Applying sampling selectively, to high-volume, low-severity log streams specifically, rather than uniformly across all log levels, keeps the aggregation system from being overwhelmed by routine traffic while still capturing everything needed to investigate an actual problem.

Dashboards built on aggregated logs

Once logs are aggregated and indexed consistently, dashboards summarizing error rates, request volume, or specific business events become possible to build directly from log data, often without needing a separate metrics pipeline for the same information:

sum(rate({service="api"} |= "level=error" [5m]))

A dashboard panel built from an aggregated log query like this gives a real-time view of error volume across every replica of a service combined, which would be considerably harder to assemble by checking individual containers' logs one at a time.
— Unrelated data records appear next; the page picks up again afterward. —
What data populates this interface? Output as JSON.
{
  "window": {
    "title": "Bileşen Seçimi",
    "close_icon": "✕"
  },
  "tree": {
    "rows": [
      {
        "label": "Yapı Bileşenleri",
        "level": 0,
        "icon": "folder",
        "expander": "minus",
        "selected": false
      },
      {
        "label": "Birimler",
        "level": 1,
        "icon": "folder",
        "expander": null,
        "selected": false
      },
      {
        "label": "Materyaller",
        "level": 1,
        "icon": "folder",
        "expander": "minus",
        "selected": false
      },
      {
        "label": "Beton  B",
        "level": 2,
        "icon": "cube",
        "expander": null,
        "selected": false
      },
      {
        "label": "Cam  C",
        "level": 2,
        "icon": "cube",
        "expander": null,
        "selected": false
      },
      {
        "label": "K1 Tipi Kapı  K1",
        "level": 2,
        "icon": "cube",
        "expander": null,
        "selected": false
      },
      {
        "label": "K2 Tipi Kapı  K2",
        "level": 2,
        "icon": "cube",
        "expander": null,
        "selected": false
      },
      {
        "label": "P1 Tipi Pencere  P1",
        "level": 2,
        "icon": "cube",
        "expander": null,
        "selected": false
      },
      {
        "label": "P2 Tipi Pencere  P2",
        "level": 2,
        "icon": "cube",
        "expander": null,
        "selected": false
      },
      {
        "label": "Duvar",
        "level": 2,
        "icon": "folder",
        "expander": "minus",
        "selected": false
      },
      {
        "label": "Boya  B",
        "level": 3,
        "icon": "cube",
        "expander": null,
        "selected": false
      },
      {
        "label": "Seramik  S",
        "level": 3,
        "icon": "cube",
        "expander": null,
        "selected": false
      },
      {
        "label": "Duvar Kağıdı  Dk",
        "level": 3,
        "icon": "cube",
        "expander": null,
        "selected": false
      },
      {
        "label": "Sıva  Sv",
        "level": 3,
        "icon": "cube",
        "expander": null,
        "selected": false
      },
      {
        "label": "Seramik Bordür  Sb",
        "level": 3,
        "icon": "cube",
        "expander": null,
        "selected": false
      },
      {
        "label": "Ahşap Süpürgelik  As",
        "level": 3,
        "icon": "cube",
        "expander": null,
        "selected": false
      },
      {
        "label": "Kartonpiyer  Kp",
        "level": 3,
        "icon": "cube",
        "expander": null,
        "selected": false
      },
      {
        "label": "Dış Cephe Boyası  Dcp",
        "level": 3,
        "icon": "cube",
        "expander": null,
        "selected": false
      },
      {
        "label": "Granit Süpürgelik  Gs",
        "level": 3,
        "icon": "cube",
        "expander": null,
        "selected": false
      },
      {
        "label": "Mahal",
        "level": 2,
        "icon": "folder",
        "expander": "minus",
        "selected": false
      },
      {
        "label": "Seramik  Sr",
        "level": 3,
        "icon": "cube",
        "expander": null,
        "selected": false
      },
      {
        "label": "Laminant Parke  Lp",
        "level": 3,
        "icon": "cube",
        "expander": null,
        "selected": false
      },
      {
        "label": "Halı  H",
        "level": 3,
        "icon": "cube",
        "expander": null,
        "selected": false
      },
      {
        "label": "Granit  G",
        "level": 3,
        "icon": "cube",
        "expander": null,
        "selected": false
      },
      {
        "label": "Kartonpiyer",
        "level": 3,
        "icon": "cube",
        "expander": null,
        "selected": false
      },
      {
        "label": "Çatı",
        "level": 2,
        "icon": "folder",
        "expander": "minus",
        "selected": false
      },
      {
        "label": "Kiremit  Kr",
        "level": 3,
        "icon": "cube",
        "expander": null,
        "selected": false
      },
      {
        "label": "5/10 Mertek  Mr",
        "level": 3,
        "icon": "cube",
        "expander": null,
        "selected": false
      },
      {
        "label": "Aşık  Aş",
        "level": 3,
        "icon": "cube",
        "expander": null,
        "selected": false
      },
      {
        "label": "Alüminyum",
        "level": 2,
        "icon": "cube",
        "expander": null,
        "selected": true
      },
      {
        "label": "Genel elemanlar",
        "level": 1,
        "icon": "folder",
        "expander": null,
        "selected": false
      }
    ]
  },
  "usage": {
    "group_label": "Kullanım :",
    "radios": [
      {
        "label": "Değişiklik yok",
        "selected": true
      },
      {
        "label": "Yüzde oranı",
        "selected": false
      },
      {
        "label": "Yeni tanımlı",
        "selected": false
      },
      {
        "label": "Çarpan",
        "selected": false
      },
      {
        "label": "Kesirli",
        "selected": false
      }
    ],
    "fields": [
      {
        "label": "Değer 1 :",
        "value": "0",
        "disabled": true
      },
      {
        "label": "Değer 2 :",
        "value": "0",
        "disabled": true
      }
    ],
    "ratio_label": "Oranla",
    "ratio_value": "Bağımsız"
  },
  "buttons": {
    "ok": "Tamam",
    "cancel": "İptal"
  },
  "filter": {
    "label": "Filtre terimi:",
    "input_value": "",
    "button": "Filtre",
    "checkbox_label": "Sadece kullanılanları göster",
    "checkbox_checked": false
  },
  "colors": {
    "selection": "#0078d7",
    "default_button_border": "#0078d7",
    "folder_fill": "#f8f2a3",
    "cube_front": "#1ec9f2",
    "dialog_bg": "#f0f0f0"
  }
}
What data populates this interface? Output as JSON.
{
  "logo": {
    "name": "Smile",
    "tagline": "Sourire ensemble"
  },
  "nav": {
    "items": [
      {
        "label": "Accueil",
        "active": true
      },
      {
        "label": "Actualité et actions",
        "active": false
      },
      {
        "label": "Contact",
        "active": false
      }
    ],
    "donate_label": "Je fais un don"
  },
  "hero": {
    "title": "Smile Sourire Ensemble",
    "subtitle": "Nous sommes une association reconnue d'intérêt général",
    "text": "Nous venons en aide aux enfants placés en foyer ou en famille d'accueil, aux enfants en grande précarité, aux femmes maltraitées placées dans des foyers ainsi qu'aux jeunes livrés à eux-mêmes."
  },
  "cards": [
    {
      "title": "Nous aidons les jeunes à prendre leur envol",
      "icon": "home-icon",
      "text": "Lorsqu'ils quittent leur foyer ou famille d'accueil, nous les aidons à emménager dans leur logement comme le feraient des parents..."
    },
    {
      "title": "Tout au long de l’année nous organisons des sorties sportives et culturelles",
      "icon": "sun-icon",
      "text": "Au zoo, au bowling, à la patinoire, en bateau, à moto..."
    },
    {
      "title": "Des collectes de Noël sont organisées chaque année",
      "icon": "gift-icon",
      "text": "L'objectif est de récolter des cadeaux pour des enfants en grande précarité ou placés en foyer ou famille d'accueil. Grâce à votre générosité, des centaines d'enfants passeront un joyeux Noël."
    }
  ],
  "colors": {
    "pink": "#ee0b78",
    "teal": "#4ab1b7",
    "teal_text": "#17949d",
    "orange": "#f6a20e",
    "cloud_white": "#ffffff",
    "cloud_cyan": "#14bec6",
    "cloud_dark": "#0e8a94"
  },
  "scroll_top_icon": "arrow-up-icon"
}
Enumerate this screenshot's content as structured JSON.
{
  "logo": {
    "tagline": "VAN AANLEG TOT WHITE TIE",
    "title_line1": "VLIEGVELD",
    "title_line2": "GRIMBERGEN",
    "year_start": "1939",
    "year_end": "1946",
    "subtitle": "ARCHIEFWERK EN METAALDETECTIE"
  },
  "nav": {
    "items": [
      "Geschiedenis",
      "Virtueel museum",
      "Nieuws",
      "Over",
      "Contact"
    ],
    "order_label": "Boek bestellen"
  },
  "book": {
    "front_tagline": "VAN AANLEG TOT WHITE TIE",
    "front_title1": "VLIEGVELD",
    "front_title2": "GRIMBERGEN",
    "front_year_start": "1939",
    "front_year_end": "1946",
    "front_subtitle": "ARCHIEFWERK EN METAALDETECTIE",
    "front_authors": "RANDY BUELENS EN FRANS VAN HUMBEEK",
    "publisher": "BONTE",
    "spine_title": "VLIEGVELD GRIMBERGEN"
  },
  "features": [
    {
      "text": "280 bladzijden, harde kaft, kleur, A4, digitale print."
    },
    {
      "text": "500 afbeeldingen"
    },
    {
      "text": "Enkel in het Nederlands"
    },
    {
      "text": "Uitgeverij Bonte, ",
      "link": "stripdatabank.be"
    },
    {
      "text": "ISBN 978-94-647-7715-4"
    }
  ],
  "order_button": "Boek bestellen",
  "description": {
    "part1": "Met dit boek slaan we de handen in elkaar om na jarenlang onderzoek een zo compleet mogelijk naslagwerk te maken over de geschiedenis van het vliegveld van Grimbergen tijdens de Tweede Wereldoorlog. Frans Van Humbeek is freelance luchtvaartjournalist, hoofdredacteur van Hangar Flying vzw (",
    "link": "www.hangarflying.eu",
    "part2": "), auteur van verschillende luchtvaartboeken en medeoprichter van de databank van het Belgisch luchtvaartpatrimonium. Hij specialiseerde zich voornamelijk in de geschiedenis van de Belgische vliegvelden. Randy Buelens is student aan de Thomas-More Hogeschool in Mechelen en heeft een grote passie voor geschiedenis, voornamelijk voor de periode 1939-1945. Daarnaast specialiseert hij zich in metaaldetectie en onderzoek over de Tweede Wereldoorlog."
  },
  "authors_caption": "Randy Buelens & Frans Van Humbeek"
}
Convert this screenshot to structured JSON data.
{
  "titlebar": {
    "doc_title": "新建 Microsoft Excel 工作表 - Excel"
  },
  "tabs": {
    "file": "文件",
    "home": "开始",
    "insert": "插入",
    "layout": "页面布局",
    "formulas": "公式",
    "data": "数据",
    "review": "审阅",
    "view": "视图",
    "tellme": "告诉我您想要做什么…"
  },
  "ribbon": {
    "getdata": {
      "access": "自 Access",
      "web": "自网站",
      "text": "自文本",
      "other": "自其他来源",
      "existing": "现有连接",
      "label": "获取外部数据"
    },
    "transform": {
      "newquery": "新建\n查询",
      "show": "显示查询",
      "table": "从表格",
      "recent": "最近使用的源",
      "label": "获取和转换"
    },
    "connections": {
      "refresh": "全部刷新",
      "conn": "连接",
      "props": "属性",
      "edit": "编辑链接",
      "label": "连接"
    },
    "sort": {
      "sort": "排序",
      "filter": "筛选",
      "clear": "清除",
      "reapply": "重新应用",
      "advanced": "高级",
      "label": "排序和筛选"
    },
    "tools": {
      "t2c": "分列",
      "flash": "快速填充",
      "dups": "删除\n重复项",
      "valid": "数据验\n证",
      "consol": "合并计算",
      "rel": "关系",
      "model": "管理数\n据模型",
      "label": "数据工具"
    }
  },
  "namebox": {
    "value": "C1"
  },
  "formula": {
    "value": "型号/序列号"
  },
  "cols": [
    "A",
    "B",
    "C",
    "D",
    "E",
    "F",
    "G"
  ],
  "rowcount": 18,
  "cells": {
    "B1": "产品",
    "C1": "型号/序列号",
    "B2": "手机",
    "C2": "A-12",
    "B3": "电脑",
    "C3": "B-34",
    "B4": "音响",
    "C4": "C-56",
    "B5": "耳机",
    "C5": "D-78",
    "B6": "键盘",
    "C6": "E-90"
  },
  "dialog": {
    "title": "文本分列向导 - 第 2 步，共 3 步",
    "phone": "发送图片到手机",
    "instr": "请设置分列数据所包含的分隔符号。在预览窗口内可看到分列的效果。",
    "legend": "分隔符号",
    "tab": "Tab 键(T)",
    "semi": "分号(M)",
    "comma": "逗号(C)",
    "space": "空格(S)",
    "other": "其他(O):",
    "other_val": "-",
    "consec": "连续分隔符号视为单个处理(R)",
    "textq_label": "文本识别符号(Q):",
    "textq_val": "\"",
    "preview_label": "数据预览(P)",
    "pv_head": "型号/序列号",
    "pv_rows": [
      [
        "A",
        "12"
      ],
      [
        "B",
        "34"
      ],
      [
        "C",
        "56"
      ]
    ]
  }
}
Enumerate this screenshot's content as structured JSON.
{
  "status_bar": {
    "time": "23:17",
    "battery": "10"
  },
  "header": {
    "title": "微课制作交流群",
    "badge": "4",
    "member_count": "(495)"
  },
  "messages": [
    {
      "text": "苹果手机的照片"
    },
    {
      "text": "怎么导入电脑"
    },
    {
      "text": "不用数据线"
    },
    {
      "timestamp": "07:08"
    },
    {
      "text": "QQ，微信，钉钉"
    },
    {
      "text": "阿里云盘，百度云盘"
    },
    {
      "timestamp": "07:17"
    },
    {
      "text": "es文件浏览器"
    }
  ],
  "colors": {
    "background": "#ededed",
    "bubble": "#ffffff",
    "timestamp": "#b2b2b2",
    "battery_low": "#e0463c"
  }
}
Access control over aggregated logs

Because aggregated logs from every service typically end up in one centralized system, access control over who can query that system matters more than it would for any individual container's local logs, since a single point of access now exposes log data across the entire deployment:

roles:
  - name: developer
    indices:
      - names: ["logs-*"]
        privileges: ["read"]
        query: '{"match": {"environment": "staging"}}'

Restricting which environments or services a given role can query, rather than granting blanket read access to every aggregated log across every environment, limits the exposure if a single set of credentials to the aggregation system is ever compromised.

Common mistakes

Choosing a fully-indexing aggregation backend without accounting for how indexing cost scales as log volume grows, leading to unexpectedly high infrastructure spend.
Indexing every field of every log line by default instead of deliberately choosing a smaller set of high-value indexed fields.
Retaining all log data at the same, most expensive storage tier indefinitely rather than tiering retention based on actual query need versus compliance-only retention.
Sampling log volume uniformly across all severity levels, accidentally discarding error-level events that should always be retained at full fidelity.
Granting broad, unrestricted query access to the centralized aggregation system, creating a single point of exposure across every service's logs.

Container log aggregation turns scattered, per-container log output into a genuinely queryable, cross-service resource, but only when the indexing strategy, retention tiers, and access controls are deliberately designed around actual query needs and cost constraints rather than defaulting to indexing and retaining everything at full fidelity indefinitely.